Hansel 3
CHAPTER ONE
Lucas
The look on her face makes me feel sick.
I shouldn’t have said it.
I’m glad I said it.
Maybe now she’ll go.
We’re standing in my living room, between the couch and the granite countertop that divides the kitchen from the den. I’ve got my jeans on, but my chest is bare. I slide my shirt over my head to get away from her wide eyes.
When I look at her again, she is absolutely still. Her eyes, stretched wide a few moments ago, are honed on me. Her mouth is neither twisted nor open. Her expression is defined by…lack of. It’s like someone pressed pause on Leah. She doesn’t even seem to be breathing.
Her mouth opens on slow motion, and words rise up and out her throat. “Is mother…alive?” That last word sounds like glass about to crack.
I stand there for a second, weighted with tension, while I calculate the pros and cons of lying to her. Mother is dead. I cracked her neck. Leah knows she’s dead—the whole damn country knows—but Leah fears her. And when fear is involved, the lines of reality get blurry.
If I tell Leah mother is alive, she might get the hell away from her. From me.
I work to catch my breath. My chest feels so right, I’m worried I’ll pass out. In the midst of my struggle, clarity comes to me. I can’t lie to Leah. Not about Mother. I need her to go, but I can’t stand the thought of Leah scared. And she would definitely be scared if she thought Mother was alive, and I was going to see her.
I suck another breath back. “No.”
She shakes her head, like she’s confused. Her arms are folded under her breasts. Her brows are drawn together. “But you’re going to her— to that house?”
I look away from her accusing eyes and wonder how I should spin this. How I can make her think—how I can let her know—how fucked up I am. How I can make her want to get the fuck away from me without scaring her too badly in the process. I walk over to a coat closet behind the couch. I can feel her eyes burn through me as I pull my boots out. Then I sit down on the couch to put them on. I’m not looking at her, but I can feel her shadowing me. There are so many things I could tell her—things that might make her go—but I can’t commit to any of them, so I give her a pared-down version of the truth.
“It’s my house now. I own it.”
“You bought that place?” She sounds astonished. Worried.
Good.
“It was an auction,” I say flatly. Silence yawns around us.
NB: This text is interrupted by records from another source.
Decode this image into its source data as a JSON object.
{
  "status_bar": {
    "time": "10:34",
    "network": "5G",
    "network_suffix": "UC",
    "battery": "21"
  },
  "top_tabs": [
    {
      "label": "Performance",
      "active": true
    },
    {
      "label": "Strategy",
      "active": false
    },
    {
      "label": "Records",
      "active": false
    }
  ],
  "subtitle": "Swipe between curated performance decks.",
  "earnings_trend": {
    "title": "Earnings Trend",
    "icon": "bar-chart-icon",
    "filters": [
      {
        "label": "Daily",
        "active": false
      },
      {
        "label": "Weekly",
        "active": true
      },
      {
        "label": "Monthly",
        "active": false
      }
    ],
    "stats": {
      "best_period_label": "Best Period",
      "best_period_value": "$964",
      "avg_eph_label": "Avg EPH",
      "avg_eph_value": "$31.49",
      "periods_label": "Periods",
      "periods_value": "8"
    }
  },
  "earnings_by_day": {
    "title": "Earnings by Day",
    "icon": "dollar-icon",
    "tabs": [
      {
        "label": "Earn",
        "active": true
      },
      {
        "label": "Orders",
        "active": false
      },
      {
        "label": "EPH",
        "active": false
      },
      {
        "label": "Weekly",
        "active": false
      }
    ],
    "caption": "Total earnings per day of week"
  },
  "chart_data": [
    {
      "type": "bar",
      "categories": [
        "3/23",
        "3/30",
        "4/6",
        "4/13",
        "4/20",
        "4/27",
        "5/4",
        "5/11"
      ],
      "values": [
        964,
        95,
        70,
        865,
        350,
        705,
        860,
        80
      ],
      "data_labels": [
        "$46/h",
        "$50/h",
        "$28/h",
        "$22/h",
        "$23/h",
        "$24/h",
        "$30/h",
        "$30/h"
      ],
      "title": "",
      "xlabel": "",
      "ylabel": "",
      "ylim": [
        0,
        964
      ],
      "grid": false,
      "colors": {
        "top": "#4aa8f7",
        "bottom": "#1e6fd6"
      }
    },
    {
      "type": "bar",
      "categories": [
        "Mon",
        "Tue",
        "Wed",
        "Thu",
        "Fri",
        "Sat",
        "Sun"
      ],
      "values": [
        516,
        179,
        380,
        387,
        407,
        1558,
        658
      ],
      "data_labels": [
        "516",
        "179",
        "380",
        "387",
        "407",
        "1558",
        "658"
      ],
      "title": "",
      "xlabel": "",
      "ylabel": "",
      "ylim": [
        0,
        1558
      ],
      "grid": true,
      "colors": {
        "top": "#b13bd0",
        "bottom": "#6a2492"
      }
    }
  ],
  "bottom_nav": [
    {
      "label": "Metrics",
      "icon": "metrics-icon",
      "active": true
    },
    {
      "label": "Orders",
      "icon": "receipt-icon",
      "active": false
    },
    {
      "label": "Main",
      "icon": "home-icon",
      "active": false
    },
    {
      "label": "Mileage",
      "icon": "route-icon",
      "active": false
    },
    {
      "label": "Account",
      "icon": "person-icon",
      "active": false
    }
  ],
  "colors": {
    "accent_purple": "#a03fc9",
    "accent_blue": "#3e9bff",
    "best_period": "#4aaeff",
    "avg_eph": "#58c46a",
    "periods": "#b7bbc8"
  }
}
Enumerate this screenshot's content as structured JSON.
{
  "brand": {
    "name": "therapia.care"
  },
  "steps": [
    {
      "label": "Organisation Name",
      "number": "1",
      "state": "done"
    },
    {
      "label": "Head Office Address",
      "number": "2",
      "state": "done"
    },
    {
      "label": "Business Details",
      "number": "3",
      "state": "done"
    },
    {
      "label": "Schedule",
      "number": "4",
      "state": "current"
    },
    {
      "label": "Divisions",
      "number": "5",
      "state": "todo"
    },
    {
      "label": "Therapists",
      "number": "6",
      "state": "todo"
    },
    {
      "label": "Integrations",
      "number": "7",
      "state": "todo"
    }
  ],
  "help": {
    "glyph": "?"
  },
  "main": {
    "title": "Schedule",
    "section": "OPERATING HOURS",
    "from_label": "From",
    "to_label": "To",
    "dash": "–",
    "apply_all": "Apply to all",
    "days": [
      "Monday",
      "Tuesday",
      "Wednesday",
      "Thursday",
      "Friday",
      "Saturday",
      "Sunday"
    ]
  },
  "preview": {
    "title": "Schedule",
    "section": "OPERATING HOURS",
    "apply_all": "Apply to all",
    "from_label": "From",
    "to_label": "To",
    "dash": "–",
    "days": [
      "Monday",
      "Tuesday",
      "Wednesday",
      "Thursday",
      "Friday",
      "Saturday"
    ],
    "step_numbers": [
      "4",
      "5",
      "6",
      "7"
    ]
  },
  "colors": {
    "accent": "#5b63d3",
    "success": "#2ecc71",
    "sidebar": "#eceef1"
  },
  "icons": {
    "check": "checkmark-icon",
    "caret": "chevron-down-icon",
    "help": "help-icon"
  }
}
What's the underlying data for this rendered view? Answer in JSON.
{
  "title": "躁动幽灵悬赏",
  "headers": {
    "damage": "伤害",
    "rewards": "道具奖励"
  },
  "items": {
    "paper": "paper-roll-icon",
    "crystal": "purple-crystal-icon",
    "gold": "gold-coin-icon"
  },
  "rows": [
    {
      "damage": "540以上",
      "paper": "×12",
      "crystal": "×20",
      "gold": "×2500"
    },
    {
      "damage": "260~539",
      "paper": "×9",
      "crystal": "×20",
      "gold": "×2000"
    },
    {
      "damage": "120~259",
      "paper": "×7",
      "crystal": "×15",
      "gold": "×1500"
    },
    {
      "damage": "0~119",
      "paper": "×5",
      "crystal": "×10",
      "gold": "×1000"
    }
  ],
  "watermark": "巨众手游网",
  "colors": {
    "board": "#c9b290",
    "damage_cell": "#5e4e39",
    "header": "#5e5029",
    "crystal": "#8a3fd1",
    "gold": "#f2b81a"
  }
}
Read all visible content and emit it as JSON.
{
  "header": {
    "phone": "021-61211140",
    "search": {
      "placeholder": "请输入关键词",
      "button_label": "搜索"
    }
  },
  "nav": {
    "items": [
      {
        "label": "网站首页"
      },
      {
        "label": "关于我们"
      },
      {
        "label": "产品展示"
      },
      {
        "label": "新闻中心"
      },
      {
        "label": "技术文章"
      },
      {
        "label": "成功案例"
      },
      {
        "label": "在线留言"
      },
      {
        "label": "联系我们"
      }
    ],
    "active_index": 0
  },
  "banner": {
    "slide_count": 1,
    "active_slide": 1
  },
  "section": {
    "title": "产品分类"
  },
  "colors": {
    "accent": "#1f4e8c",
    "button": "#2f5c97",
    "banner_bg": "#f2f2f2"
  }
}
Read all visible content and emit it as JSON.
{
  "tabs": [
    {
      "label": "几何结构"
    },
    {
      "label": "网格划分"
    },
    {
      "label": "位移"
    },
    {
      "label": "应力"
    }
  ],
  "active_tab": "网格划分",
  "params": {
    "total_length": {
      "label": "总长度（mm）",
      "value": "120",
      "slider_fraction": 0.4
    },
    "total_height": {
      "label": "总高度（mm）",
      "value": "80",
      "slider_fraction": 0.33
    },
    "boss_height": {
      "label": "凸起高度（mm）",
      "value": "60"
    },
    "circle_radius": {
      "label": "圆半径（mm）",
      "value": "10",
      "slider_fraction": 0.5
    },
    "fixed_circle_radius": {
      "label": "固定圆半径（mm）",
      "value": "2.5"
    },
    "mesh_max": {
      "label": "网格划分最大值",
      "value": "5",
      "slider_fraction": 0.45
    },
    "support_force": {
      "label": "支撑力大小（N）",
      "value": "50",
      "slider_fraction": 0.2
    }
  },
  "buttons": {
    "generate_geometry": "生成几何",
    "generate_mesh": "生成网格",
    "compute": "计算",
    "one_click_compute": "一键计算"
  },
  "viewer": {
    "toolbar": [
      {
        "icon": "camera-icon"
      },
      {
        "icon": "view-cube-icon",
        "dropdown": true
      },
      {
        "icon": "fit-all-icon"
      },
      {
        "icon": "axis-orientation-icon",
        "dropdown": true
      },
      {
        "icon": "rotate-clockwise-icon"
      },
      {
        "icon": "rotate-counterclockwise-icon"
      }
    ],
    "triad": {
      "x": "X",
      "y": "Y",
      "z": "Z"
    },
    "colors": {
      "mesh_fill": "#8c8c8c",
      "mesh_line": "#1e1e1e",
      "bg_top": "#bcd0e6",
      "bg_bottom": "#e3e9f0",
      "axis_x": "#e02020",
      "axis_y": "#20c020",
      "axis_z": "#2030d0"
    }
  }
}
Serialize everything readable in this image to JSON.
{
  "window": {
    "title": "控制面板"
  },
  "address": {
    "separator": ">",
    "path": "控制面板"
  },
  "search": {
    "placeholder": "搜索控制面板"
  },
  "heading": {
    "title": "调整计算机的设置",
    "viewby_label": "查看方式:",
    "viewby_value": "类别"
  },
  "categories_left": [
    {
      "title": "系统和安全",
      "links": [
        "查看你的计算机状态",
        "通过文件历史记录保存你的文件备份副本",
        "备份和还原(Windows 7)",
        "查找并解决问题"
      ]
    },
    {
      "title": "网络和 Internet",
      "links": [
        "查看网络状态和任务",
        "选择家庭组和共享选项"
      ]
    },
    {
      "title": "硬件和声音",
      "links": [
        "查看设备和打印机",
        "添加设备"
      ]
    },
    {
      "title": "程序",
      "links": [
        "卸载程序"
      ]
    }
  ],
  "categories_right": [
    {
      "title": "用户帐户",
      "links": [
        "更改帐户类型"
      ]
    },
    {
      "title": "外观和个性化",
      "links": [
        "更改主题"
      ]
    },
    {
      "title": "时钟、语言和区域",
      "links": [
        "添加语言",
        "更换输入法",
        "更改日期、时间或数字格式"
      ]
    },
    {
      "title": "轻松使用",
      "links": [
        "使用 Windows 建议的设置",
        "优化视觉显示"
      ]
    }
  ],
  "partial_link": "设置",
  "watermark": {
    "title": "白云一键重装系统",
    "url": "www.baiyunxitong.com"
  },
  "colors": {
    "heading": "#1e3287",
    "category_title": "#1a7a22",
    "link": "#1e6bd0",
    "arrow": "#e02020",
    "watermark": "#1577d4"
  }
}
I finish tying the laces of the first boot.
“Why would you want it?”
I slide the second boot on my boot and reach my gaze up to meet hers. “I like to go there sometimes.”
Her eyes are wide; her face is tightened by concern. “What do you do there?”
Again, I contemplate lying. I could tell her I fuck women there, in Mother’s bed. I could tell her I go there to fast and pray. I could tell her I go there to sleep inside her bedroom. She’s seen my place here—how it looks like Mother’s house. Leah must already think I’m a few coins short of a dollar. This could be the tipping point for her.
Tying the laces of the second boot, I scowl up at her. “Are you sure you want to know?”
“Do I?” Her mouth is slightly agape, her head bent as she stares down at me.
I finish tying and rise up to my full height. I’m surprised to find that I’m about a foot taller than she is. I didn’t know that. I can count the hours I’ve spent in Leah’s presence, face-to-face, on my fingers.
Staring at her face makes my pulse pound. Her lips…I want to trail a finger over them. “That house belongs to me.” After all, I was there longer than any of the others. Two full years longer than the next captive, a girl Mother named Snow White. “You don’t know who I am, do you Leah? I mean who I really am. Did the media ever find out? Did you ever put the pieces together?”
She didn’t. I know she didn’t. If she had, we would be having a much different conversation. She wouldn’t be signing up to fuck me, that’s for sure.
But I want to taunt her with this. I want to emphasize how little Leah really knows me. Make her feel foolish. Maybe even make her feel a little scared.
She shakes her head. I watch as interest hones her face. “You said in there your name is Lucas.”
That was a mistake. She doesn’t need to know who I am. There’s no point. But there is a bomb that I can drop. One to nudge her just a little bit off kilter. “I was there for five years. Just me and Mother for the first two years. So in my mind, the place is mine.”
I watch her jaw drop open. “You were...you were there for how long?”